Trechos selecionados
Quanto a Castel, no dia em que veio anunciar a Rieux que o soro estava pronto e depois de terem decidido fazer a primeira experiência no garoto do Sr. Othon, que acabavam de remover para o hospital e cujo caso parecia desesperador a Rieux, este comunicava ao velho amigo as últimas estatísticas quando reparou que seu interlocutor adormecera profundamente na cadeira. E, diante desse rosto em que habitualmente um ar de ternura e de ironia punha uma perpétua juventude e que agora, subitamente abandonado, com um filete de saliva a unir-lhe os lábios entreabertos, deixava ver os estragos e a velhice, Rieux sentiu um aperto na garganta.

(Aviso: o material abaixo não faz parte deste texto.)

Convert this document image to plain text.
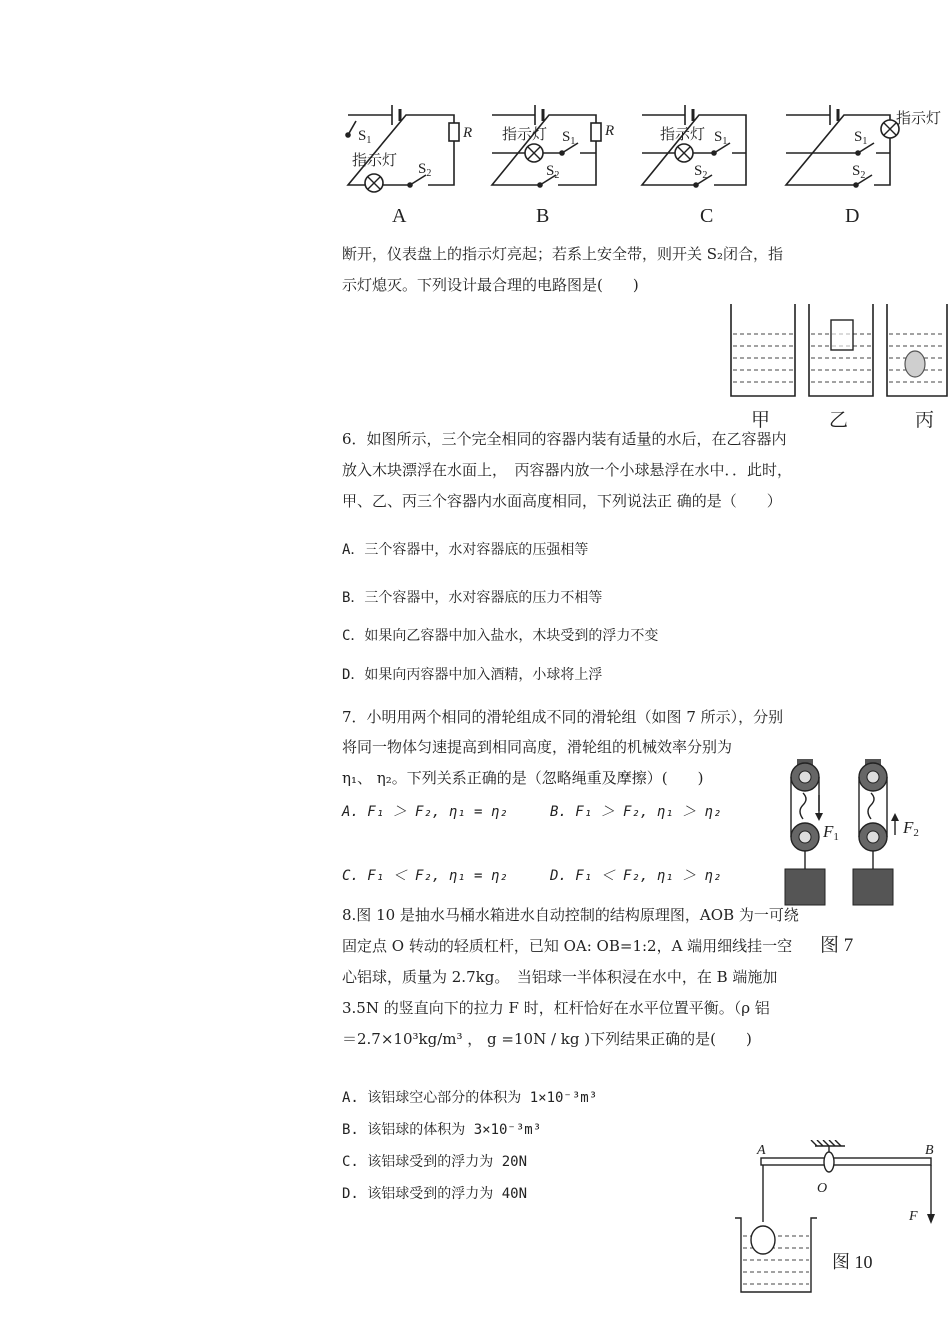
$S_1$
指示灯 $S_2$
R 指示灯 $S_1$
$S_2$
R	指示灯 $S_1$
$S_2$
指示灯
$S_1$
$S_2$
A	B	C	D
断开，仪表盘上的指示灯亮起；若系上安全带，则开关 S₂闭合，指
示灯熄灭。下列设计最合理的电路图是(　　)
甲	乙	丙
6．如图所示，三个完全相同的容器内装有适量的水后，在乙容器内
放入木块漂浮在水面上，　丙容器内放一个小球悬浮在水中．．此时，
甲、乙、丙三个容器内水面高度相同，下列说法正 确的是（　　）
A．三个容器中，水对容器底的压强相等
B．三个容器中，水对容器底的压力不相等
C．如果向乙容器中加入盐水，木块受到的浮力不变
D．如果向丙容器中加入酒精，小球将上浮
7．小明用两个相同的滑轮组成不同的滑轮组（如图 7 所示），分别
将同一物体匀速提高到相同高度，滑轮组的机械效率分别为
η₁、 η₂。下列关系正确的是（忽略绳重及摩擦）(　　)
A. F₁ ＞ F₂, η₁ = η₂	B. F₁ ＞ F₂, η₁ ＞ η₂
C. F₁ ＜ F₂, η₁ = η₂	D. F₁ ＜ F₂, η₁ ＞ η₂
F1	F2
图 7
8.图 10 是抽水马桶水箱进水自动控制的结构原理图，AOB 为一可绕
固定点 O 转动的轻质杠杆，已知 OA: OB=1:2，A 端用细线挂一空
心铝球，质量为 2.7kg。　当铝球一半体积浸在水中，在 B 端施加
3.5N 的竖直向下的拉力 F 时，杠杆恰好在水平位置平衡。（ρ 铝
＝2.7×10³kg/m³ ， g =10N / kg )下列结果正确的是(　　)
A. 该铝球空心部分的体积为 1×10⁻³m³
B. 该铝球的体积为 3×10⁻³m³
C. 该铝球受到的浮力为 20N
D. 该铝球受到的浮力为 40N
A	B
O
F
图 10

Era por tais fraquezas que Rieux podia julgar o seu cansaço. A sensibilidade lhe fugia. Amarrada a maior parte do tempo, endurecida e seca, irrompia de vez em quando e abandonava-o a emoções que já não conseguia dominar. Sua única defesa era refugiar-se nesse endurecimento e apertar o nó que nele se formara. Sabia efetivamente que essa era a melhor maneira de continuar. Quanto ao resto, não tinha muitas ilusões e o seu cansaço tirava-lhe as que ainda conservava. Porque sabia que, durante um período cujo término não conseguia vislumbrar, o seu papel já não era o de curar. O seu papel era diagnosticar. Descobrir, ver, descrever, registrar, depois condenar, essa era a sua tarefa. Esposas agarravam-lhe as mãos e gritavam: "Doutor, dê-lhe a vida!" Mas ele não estava ali para dar vida, estava ali para ordenar o isolamento. De que servia o ódio que lia, então, nas fisionomias? "O senhor não tem coração", tinham-lhe dito um dia. Sim, ele tinha um coração. Servia-lhe para suportar as vinte horas por dia em que via morrer homens que haviam sido feitos para viver. Servia-lhe para recomeçar todos os dias. De agora em diante, o coração mal dava para isso. Como esse coração seria suficiente para dar vida?

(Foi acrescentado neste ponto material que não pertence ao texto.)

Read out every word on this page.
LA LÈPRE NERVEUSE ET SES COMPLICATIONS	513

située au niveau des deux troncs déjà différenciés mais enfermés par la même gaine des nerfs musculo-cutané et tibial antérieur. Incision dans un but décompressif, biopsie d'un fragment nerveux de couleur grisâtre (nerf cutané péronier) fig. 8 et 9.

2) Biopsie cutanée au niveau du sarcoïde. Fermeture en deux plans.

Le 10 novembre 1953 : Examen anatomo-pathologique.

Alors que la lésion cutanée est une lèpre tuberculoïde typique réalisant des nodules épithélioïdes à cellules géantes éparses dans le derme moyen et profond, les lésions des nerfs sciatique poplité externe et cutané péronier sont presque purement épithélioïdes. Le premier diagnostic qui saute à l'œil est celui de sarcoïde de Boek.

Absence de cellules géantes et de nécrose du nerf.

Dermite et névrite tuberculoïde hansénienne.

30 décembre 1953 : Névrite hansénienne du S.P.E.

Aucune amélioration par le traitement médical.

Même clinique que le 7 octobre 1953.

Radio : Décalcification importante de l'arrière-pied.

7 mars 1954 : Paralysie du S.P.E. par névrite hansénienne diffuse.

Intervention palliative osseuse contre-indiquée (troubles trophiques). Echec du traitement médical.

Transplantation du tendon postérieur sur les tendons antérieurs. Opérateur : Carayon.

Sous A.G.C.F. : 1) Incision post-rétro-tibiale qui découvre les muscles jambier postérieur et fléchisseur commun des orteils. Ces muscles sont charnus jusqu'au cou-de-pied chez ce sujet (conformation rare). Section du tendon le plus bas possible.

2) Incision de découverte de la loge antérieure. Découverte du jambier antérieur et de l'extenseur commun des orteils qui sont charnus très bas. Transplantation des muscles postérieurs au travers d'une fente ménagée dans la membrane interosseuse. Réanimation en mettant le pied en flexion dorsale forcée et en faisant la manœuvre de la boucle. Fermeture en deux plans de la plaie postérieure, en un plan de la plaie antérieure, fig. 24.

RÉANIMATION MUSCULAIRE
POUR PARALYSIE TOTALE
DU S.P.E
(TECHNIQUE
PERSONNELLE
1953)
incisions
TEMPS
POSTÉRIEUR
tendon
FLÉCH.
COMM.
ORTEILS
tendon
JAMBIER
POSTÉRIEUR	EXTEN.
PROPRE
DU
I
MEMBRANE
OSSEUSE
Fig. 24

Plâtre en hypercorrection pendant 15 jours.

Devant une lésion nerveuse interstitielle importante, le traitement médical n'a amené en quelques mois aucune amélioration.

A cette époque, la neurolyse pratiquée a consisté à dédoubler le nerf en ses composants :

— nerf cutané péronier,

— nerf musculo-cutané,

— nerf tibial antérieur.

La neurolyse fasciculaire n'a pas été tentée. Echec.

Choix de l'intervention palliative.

Não, não eram socorros que ele distribuía durante todo o dia, e sim informações. (...) Antes da peste, recebiam-no como um salvador. Ele ia consertar tudo com três pílulas e uma seringa, e apertavam-lhe o braço ao conduzi-lo pelos corredores. Era lisonjeiro, mas perigoso. Agora, pelo contrário, apresentava-se acompanhado de soldados, era necessário dar coronhadas para que a família se decidisse a abrir a porta. Teriam desejado arrastá-lo e arrastar toda a humanidade com eles para a morte.
(...) Mas o efeito mais perigoso do esgotamento que vencia, pouco a pouco, todos os que continuavam a luta contra o flagelo não estava nessa indiferença aos acontecimentos exteriores e às emoções dos outros, e sim na negligência a que haviam chegado. Porque tinham então tendência a evitar todos os gestos que não fossem absolutamente indispensáveis e que lhes pareciam sempre acima das suas forças. Foi assim que esses homens chegaram a desprezar cada vez mais as regras de higiene que tinham codificado, a esquecer algumas das desinfecções que deviam praticar contra o contágio, para junto de doentes atacados de peste pulmonar, porque, alertados no último momento de que deviam dirigir-se a casas infectadas, tinha-lhes parecido de antemão exaustivo voltarem a qualquer local para fazerem as instilações necessárias. Nisso residia o verdadeiro perigo, pois era a própria luta contra a peste que os tornava então mais vulneráveis à peste. Apostavam, em suma, no acaso e o caso não pertence a ninguém.